Oakland Raiders

Raiders could end decade-long search for No. 1 WR this offseason

The Oakland Raiders saw one of the greatest wide receivers in franchise history earn his way into the Hall of Fame this offseason when Tim Brown received the honor after waiting six years. But unfortunately for the team, they have been waiting even longer to replace Brown: over a decade, to be exact. Ever since Brown left the Raiders after the 2003 season, they have invested in free agents and draft picks in an attempt to replace him. In that time, Raiders fans have seen a number of players show promise only to fade away into obscurity, while others never even displayed any potential.

Since Brown left, the Raiders have spent 14 draft picks on wide receivers without finding any success.

  • Carlos Francis: 2004 (Fourth Round)
  • Johnnie Morant: 2004 (Fifth Round)
  • Kevin McMahan: 2006 (Seventh Round)
  • Johnnie Lee Higgins: 2007 (Third Round)
  • Jonathan Holland: 2007 (Seventh Round)
  • Arman Shields: 2008 (Fourth Round)
  • Chaz Schilens: 2008 (Seventh Round)
  • Darrius Heyward-Bey: 2009 (No. 7 overall)
  • Louis Murphy: 2009 (Fourth Round)
  • Jacoby Ford: 2010: (Fourth Round)
  • Denarius Moore: 2011 (Fifth Round)
  • David Ausberry: 2011 (Seventh Round)
  • Juron Criner: 2012 (Fifth Round)
  • Brice Butler: 2013 (Seventh Round)

The most notable names of that group of picks were Ford, Moore and Heyward-Bey, not exactly the most impressive trio.

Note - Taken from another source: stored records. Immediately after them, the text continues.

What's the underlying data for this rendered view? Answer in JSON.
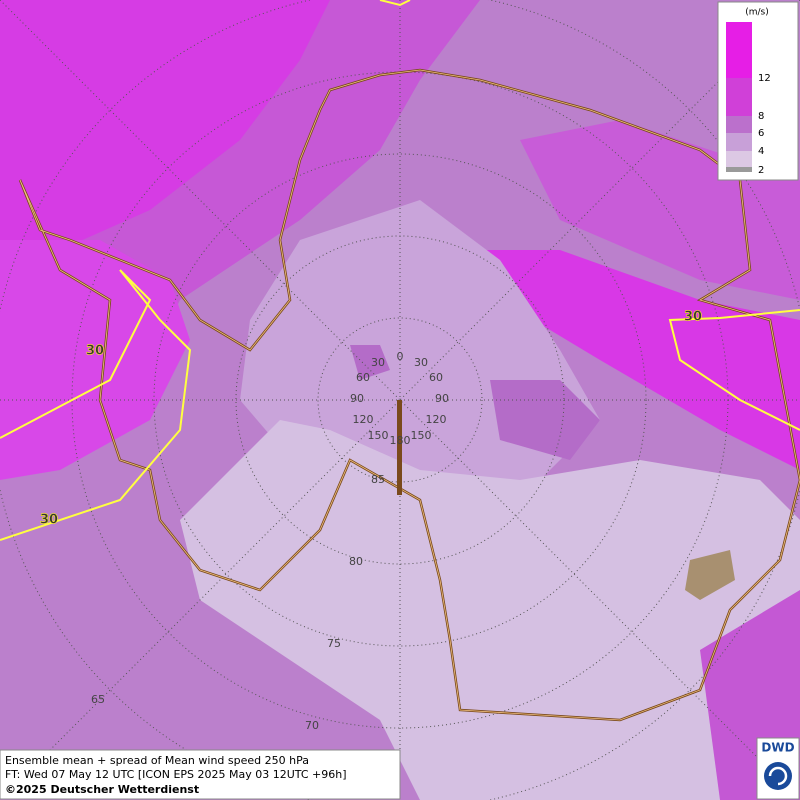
{
  "legend": {
    "unit": "(m/s)",
    "ticks": [
      "12",
      "8",
      "6",
      "4",
      "2"
    ]
  },
  "contour_labels": [
    "30",
    "30",
    "30"
  ],
  "longitude_labels": [
    "0",
    "30",
    "30",
    "60",
    "60",
    "90",
    "90",
    "120",
    "120",
    "150",
    "150",
    "180"
  ],
  "latitude_labels": [
    "85",
    "80",
    "75",
    "70",
    "65"
  ],
  "footer": {
    "line1": "Ensemble mean + spread of Mean wind speed 250 hPa",
    "line2": "FT: Wed 07 May 12 UTC [ICON EPS 2025 May 03 12UTC +96h]",
    "line3": "©2025 Deutscher Wetterdienst"
  },
  "logo": "DWD"
}
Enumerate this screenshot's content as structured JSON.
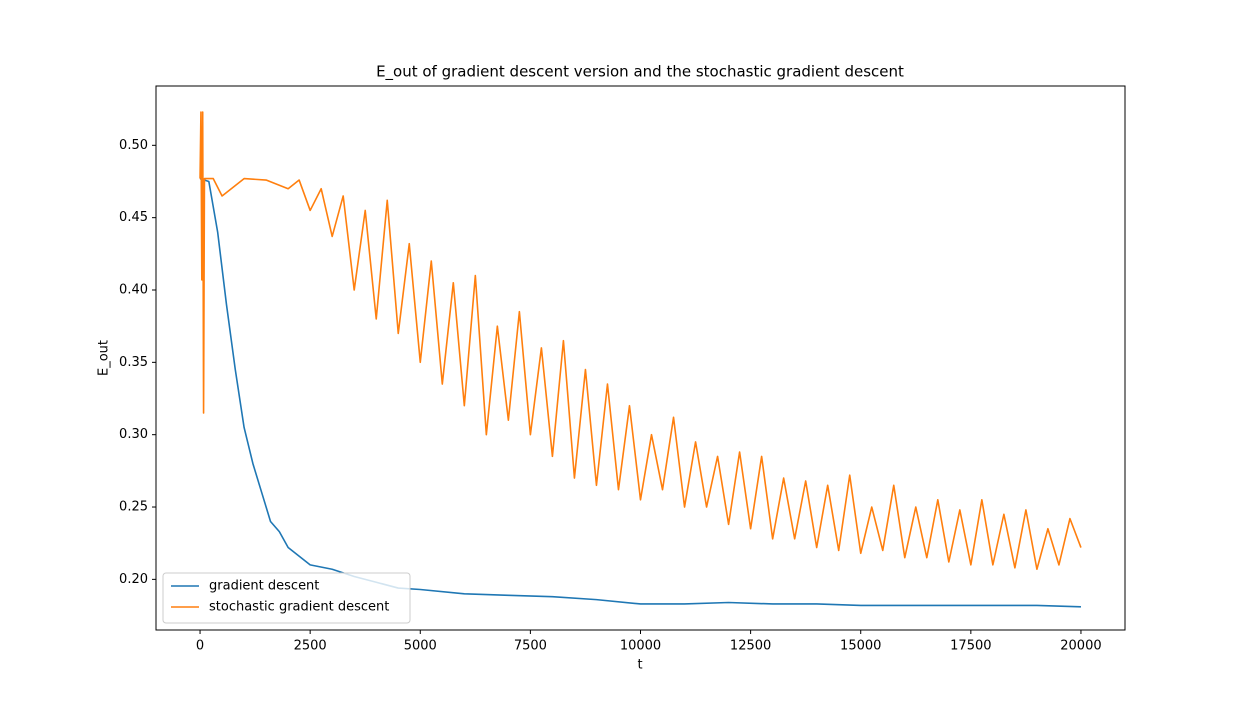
{
  "chart_data": {
    "type": "line",
    "title": "E_out of gradient descent version and the stochastic gradient descent",
    "x_label": "t",
    "y_label": "E_out",
    "xlim": [
      -1000,
      21000
    ],
    "ylim": [
      0.165,
      0.541
    ],
    "xticks": [
      0,
      2500,
      5000,
      7500,
      10000,
      12500,
      15000,
      17500,
      20000
    ],
    "yticks": [
      {
        "value": 0.2,
        "label": "0.20"
      },
      {
        "value": 0.25,
        "label": "0.25"
      },
      {
        "value": 0.3,
        "label": "0.30"
      },
      {
        "value": 0.35,
        "label": "0.35"
      },
      {
        "value": 0.4,
        "label": "0.40"
      },
      {
        "value": 0.45,
        "label": "0.45"
      },
      {
        "value": 0.5,
        "label": "0.50"
      }
    ],
    "legend": "lower left",
    "grid": false,
    "series": [
      {
        "name": "gradient descent",
        "color": "#1f77b4",
        "x": [
          0,
          200,
          400,
          600,
          800,
          1000,
          1200,
          1400,
          1600,
          1800,
          2000,
          2500,
          3000,
          3500,
          4000,
          4500,
          5000,
          6000,
          7000,
          8000,
          9000,
          10000,
          11000,
          12000,
          13000,
          14000,
          15000,
          16000,
          17000,
          18000,
          19000,
          20000
        ],
        "values": [
          0.477,
          0.475,
          0.44,
          0.39,
          0.345,
          0.305,
          0.28,
          0.26,
          0.24,
          0.233,
          0.222,
          0.21,
          0.207,
          0.202,
          0.198,
          0.194,
          0.193,
          0.19,
          0.189,
          0.188,
          0.186,
          0.183,
          0.183,
          0.184,
          0.183,
          0.183,
          0.182,
          0.182,
          0.182,
          0.182,
          0.182,
          0.181
        ]
      },
      {
        "name": "stochastic gradient descent",
        "color": "#ff7f0e",
        "x": [
          0,
          20,
          40,
          60,
          80,
          100,
          300,
          500,
          1000,
          1500,
          2000,
          2250,
          2500,
          2750,
          3000,
          3250,
          3500,
          3750,
          4000,
          4250,
          4500,
          4750,
          5000,
          5250,
          5500,
          5750,
          6000,
          6250,
          6500,
          6750,
          7000,
          7250,
          7500,
          7750,
          8000,
          8250,
          8500,
          8750,
          9000,
          9250,
          9500,
          9750,
          10000,
          10250,
          10500,
          10750,
          11000,
          11250,
          11500,
          11750,
          12000,
          12250,
          12500,
          12750,
          13000,
          13250,
          13500,
          13750,
          14000,
          14250,
          14500,
          14750,
          15000,
          15250,
          15500,
          15750,
          16000,
          16250,
          16500,
          16750,
          17000,
          17250,
          17500,
          17750,
          18000,
          18250,
          18500,
          18750,
          19000,
          19250,
          19500,
          19750,
          20000
        ],
        "values": [
          0.477,
          0.523,
          0.407,
          0.523,
          0.315,
          0.477,
          0.477,
          0.465,
          0.477,
          0.476,
          0.47,
          0.476,
          0.455,
          0.47,
          0.437,
          0.465,
          0.4,
          0.455,
          0.38,
          0.462,
          0.37,
          0.432,
          0.35,
          0.42,
          0.335,
          0.405,
          0.32,
          0.41,
          0.3,
          0.375,
          0.31,
          0.385,
          0.3,
          0.36,
          0.285,
          0.365,
          0.27,
          0.345,
          0.265,
          0.335,
          0.262,
          0.32,
          0.255,
          0.3,
          0.262,
          0.312,
          0.25,
          0.295,
          0.25,
          0.285,
          0.238,
          0.288,
          0.235,
          0.285,
          0.228,
          0.27,
          0.228,
          0.268,
          0.222,
          0.265,
          0.22,
          0.272,
          0.218,
          0.25,
          0.22,
          0.265,
          0.215,
          0.25,
          0.215,
          0.255,
          0.212,
          0.248,
          0.21,
          0.255,
          0.21,
          0.245,
          0.208,
          0.248,
          0.207,
          0.235,
          0.21,
          0.242,
          0.222
        ]
      }
    ]
  }
}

What’s even worse is that only one player of those receivers listed above will be on the roster next season (unless the Raiders decide to re-sign Moore this offseason). That player is Brice Butler, who’s shown some sparks of talent but hasn’t been consistent enough to earn regular playing time.

In that same time period, the Raiders have also signed more than two dozen wide receivers as veteran free agents or undrafted rookie free agents. The only real success story of those signings was undrafted free agent Rod Streater, who had two solid seasons with the club before spending the majority of the 2014 season on the injured reserve. Of all the wide receivers the Raiders have signed and drafted over the years in an attempt to replace Brown, Streater is by far the most talented and most likely to make an impact with the team in the long term (James Jones had a good first year with the club, but is older and is more of a stopgap No. 2 wideout). Then again, Streater himself has yet to show he is capable of being anything more than a solid No. 2.

The worst signing during that period was easily Javon Walker. Signed in 2008, Walker ended up playing two years for the Raiders, catching 15 passes for 196 yards and no touchdowns while collecting $21 million.

It’s no surprise that as the Raiders enter the 2015 offseason, wide receiver is easily their biggest need. They have finally found a quarterback with the potential to be a franchise guy, but the team watched him flounder in his rookie season due to being surrounded by a painful thin complement of skill position players.

With a star-studded free agent class of wide receivers (headlined by Dez Bryant, Demaryius Thomas, Randall Cobb, Torrey Smith, Jeremy Maclin and Michael Crabtree) and another deep draft class at the position (several mock drafts have the Raiders taking Amari Cooper from Alabama, but other first round talents include Kevin White, DeVante Parker, Dorial Green-Beckham, Jaelen Strong and Sammie Coates), don’t be surprised if the Raiders bring in more than a couple of new pass catchers this offseason in an attempt to finally put an end to the post-Brown search for a true No. 1.